Bolsonaro diz ter confiança de Previdência ser aprovada antes de recesso

Terça-feira, 9 de Julho de 2019
Fonte: Folhapress
Crédito da Foto: José Cruz

O presidente Jair Bolsonaro disse nesta terça-feira (9) estar confiante de que a reforma da Previdência será aprovada na Câmara dos Deputados, em dois turnos, antes do recesso parlamentar. A expectativa do governo é de que a votação tenha início nesta terça-feira (9) e se estenda até o sábado (13).
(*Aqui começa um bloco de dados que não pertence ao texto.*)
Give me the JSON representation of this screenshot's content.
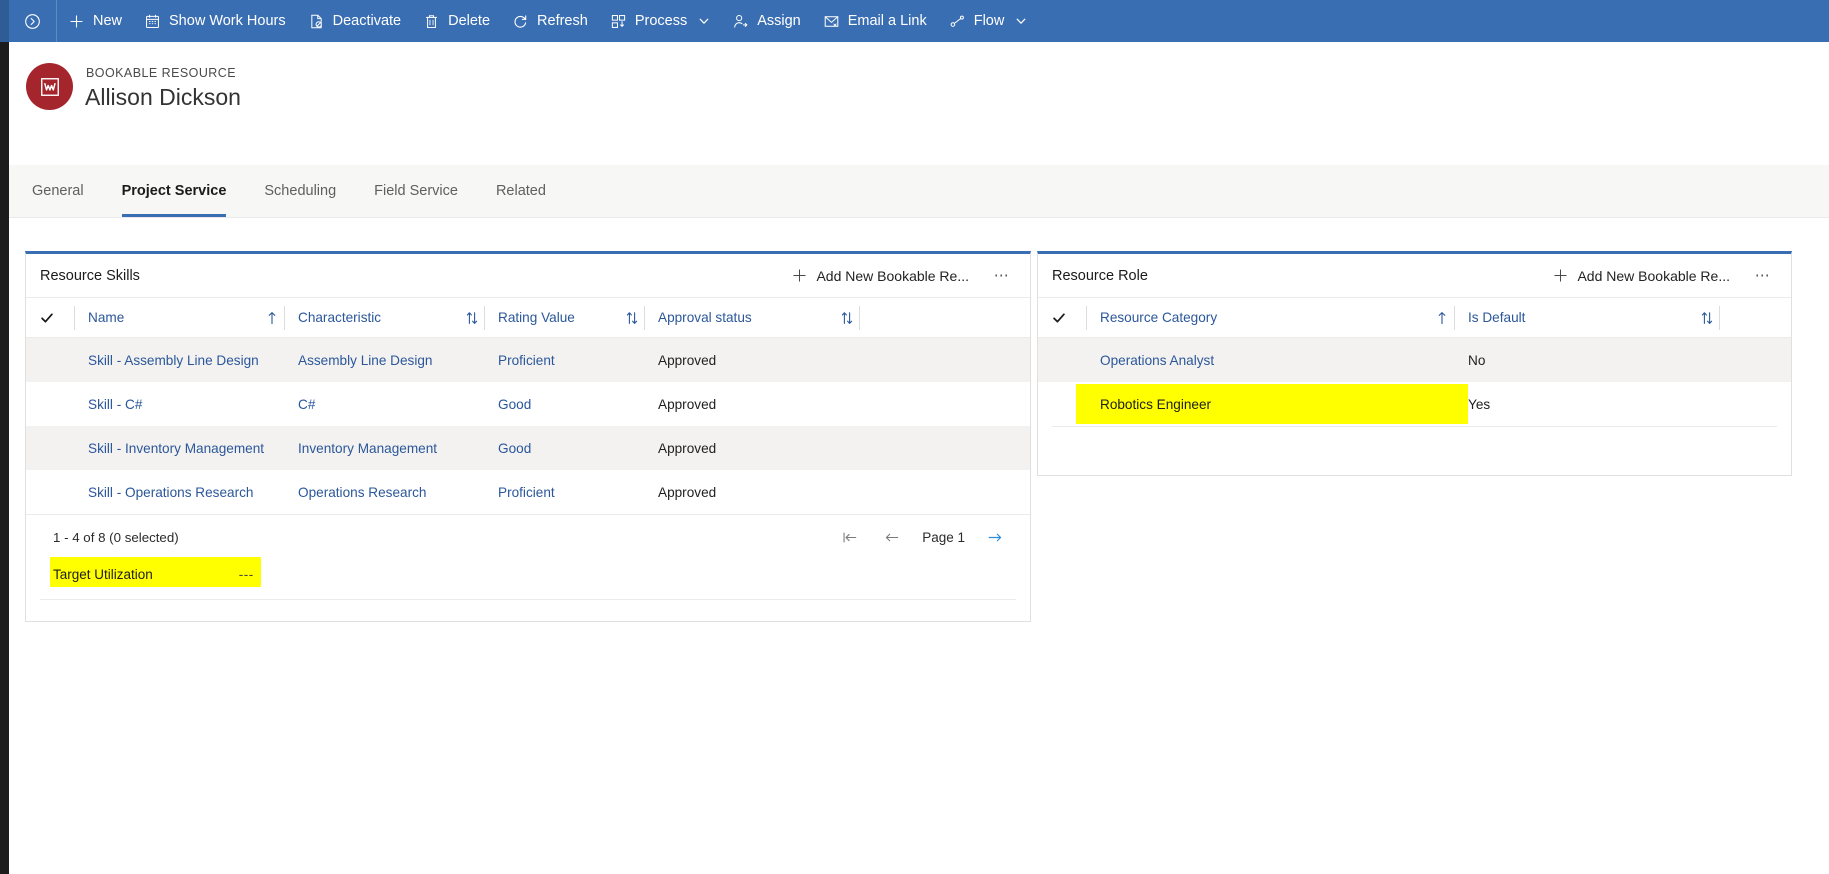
{
  "command_bar": {
    "expand_icon": "chevron-circle-right-icon",
    "items": [
      {
        "label": "New",
        "icon": "plus-icon",
        "caret": false
      },
      {
        "label": "Show Work Hours",
        "icon": "calendar-icon",
        "caret": false
      },
      {
        "label": "Deactivate",
        "icon": "deactivate-icon",
        "caret": false
      },
      {
        "label": "Delete",
        "icon": "trash-icon",
        "caret": false
      },
      {
        "label": "Refresh",
        "icon": "refresh-icon",
        "caret": false
      },
      {
        "label": "Process",
        "icon": "process-icon",
        "caret": true
      },
      {
        "label": "Assign",
        "icon": "person-icon",
        "caret": false
      },
      {
        "label": "Email a Link",
        "icon": "email-icon",
        "caret": false
      },
      {
        "label": "Flow",
        "icon": "flow-icon",
        "caret": true
      }
    ]
  },
  "record_header": {
    "entity_label": "BOOKABLE RESOURCE",
    "title": "Allison Dickson",
    "avatar_icon": "bookable-resource-icon"
  },
  "tabs": [
    {
      "label": "General",
      "active": false
    },
    {
      "label": "Project Service",
      "active": true
    },
    {
      "label": "Scheduling",
      "active": false
    },
    {
      "label": "Field Service",
      "active": false
    },
    {
      "label": "Related",
      "active": false
    }
  ],
  "resource_skills": {
    "title": "Resource Skills",
    "add_label": "Add New Bookable Re...",
    "more_label": "⋯",
    "columns": [
      {
        "label": "Name",
        "sort": "asc"
      },
      {
        "label": "Characteristic",
        "sort": "none"
      },
      {
        "label": "Rating Value",
        "sort": "none"
      },
      {
        "label": "Approval status",
        "sort": "none"
      }
    ],
    "rows": [
      {
        "name": "Skill - Assembly Line Design",
        "characteristic": "Assembly Line Design",
        "rating": "Proficient",
        "approval": "Approved"
      },
      {
        "name": "Skill - C#",
        "characteristic": "C#",
        "rating": "Good",
        "approval": "Approved"
      },
      {
        "name": "Skill - Inventory Management",
        "characteristic": "Inventory Management",
        "rating": "Good",
        "approval": "Approved"
      },
      {
        "name": "Skill - Operations Research",
        "characteristic": "Operations Research",
        "rating": "Proficient",
        "approval": "Approved"
      }
    ],
    "footer_count": "1 - 4 of 8 (0 selected)",
    "pager": {
      "first_label": "first-page",
      "prev_label": "previous-page",
      "page_label": "Page 1",
      "next_label": "next-page"
    }
  },
  "target_utilization": {
    "label": "Target Utilization",
    "value": "---"
  },
  "resource_role": {
    "title": "Resource Role",
    "add_label": "Add New Bookable Re...",
    "more_label": "⋯",
    "columns": [
      {
        "label": "Resource Category",
        "sort": "asc"
      },
      {
        "label": "Is Default",
        "sort": "none"
      }
    ],
    "rows": [
      {
        "category": "Operations Analyst",
        "is_default": "No",
        "highlighted": false
      },
      {
        "category": "Robotics Engineer",
        "is_default": "Yes",
        "highlighted": true
      }
    ]
  },
  "colors": {
    "command_bar": "#3a6eb2",
    "accent": "#3a6eb2",
    "link": "#2b579a",
    "avatar": "#a4262c",
    "highlight": "#ffff00",
    "row_alt": "#f3f2f1"
  }
}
O recesso parlamentar está programado para a partir de 18 de julho.


Em visita ao Ministério do Meio Ambiente, o presidente fez ainda um elogio ao presidente da Câmara, Rodrigo Maia (DEM-RJ), que é responsável por pautar a proposta em plenário. "Aprova [nesta semana], segundo informações de vocês mesmos. Rodrigo Maia é o nosso general dentro da Câmara dos Deputados para aprovar, com toda certeza, antes do recesso parlamentar, nos dois turnos", disse.
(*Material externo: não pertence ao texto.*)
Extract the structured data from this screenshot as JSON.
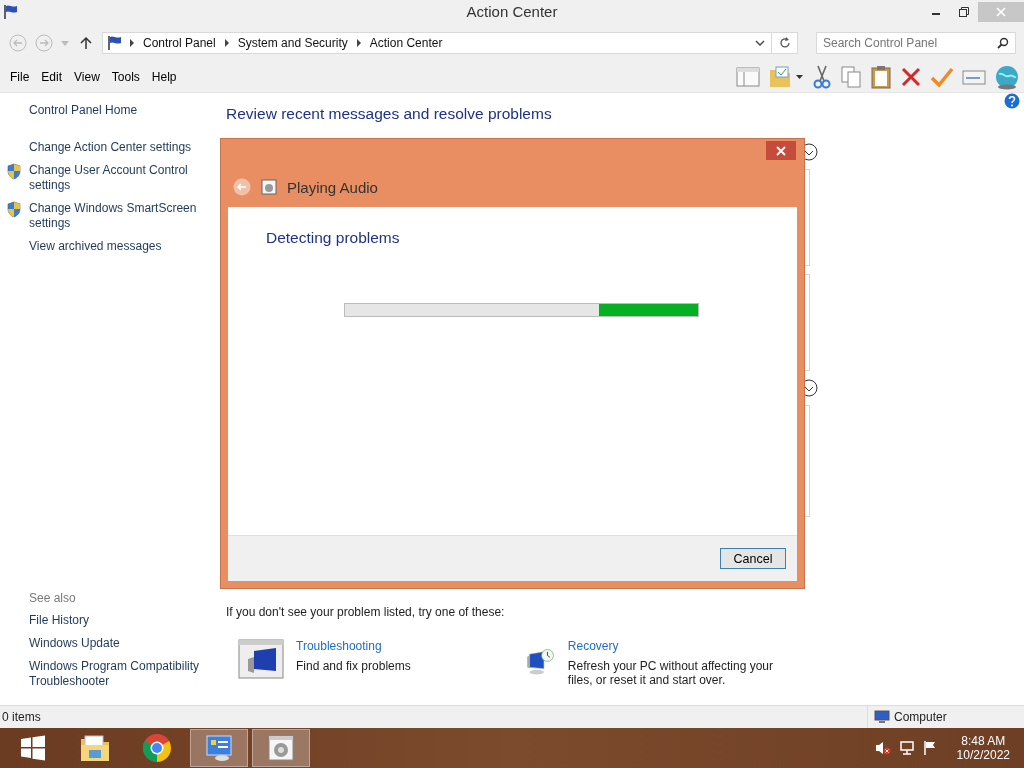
{
  "window": {
    "title": "Action Center"
  },
  "address": {
    "crumbs": [
      "Control Panel",
      "System and Security",
      "Action Center"
    ],
    "search": {
      "placeholder": "Search Control Panel"
    }
  },
  "menu": [
    "File",
    "Edit",
    "View",
    "Tools",
    "Help"
  ],
  "sidebar": {
    "home": "Control Panel Home",
    "links": [
      {
        "label": "Change Action Center settings",
        "shield": false
      },
      {
        "label": "Change User Account Control settings",
        "shield": true
      },
      {
        "label": "Change Windows SmartScreen settings",
        "shield": true
      },
      {
        "label": "View archived messages",
        "shield": false
      }
    ],
    "see_also": {
      "heading": "See also",
      "links": [
        "File History",
        "Windows Update",
        "Windows Program Compatibility Troubleshooter"
      ]
    }
  },
  "content": {
    "heading": "Review recent messages and resolve problems",
    "note": "If you don't see your problem listed, try one of these:",
    "options": [
      {
        "kind": "troubleshooting",
        "title": "Troubleshooting",
        "description": "Find and fix problems"
      },
      {
        "kind": "recovery",
        "title": "Recovery",
        "description": "Refresh your PC without affecting your files, or reset it and start over."
      }
    ]
  },
  "dialog": {
    "title": "Playing Audio",
    "heading": "Detecting problems",
    "progress": {
      "level": 0.28
    },
    "buttons": [
      "Cancel"
    ]
  },
  "status_bar": {
    "items": "0 items",
    "location": "Computer"
  },
  "taskbar": {
    "apps": [
      {
        "kind": "start",
        "running": false
      },
      {
        "kind": "folder",
        "running": false
      },
      {
        "kind": "browser",
        "running": false
      },
      {
        "kind": "control-panel",
        "running": true
      },
      {
        "kind": "troubleshooter",
        "running": true
      }
    ],
    "time": "8:48 AM",
    "date": "10/2/2022"
  }
}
Para esta semana decisiva, Bolsonaro receberá deputados indecisos no gabinete presidencial e começou a liberar emendas parlamentares.  Na segunda-feira (8), foram desembolsados R$ 920,3 milhões e a expectativa é de que mais R$ 500 milhões sejam liberados até o final da semana.


A estratégia, esboçada pela Casa Civil, é de priorizar os cerca de cem deputados federais que ainda não definiram posição ou que podem mudar o voto de última hora. Pela última contagem, hoje o governo conta com pelo menos 280 votos certos.


O Palácio do Planalto também tem buscado, para conversas reservadas com o presidente, aqueles que podem mudar de posição com a não inclusão de regras mais brandas de aposentadoria para policiais federais, o que inclui parlamentares do partido do presidente, o PSL.


"Como de costume, o presidente tem as portas abertas aos parlamentares, que legislam em nome da sociedade", disse o porta-voz da Presidência da República, Otávio Rêgo Barros. Segundo ele, apesar de Bolsonaro ser favorável a mudanças nas regras às forças policiais, o presidente não irá interferir na questão.


"O presidente entende que, neste momento, a proposta é de responsabilidade dos deputados federais de fazerem ou não mudanças. O importante é que tenhamos uma medida adequada aos anseios da sociedade", disse.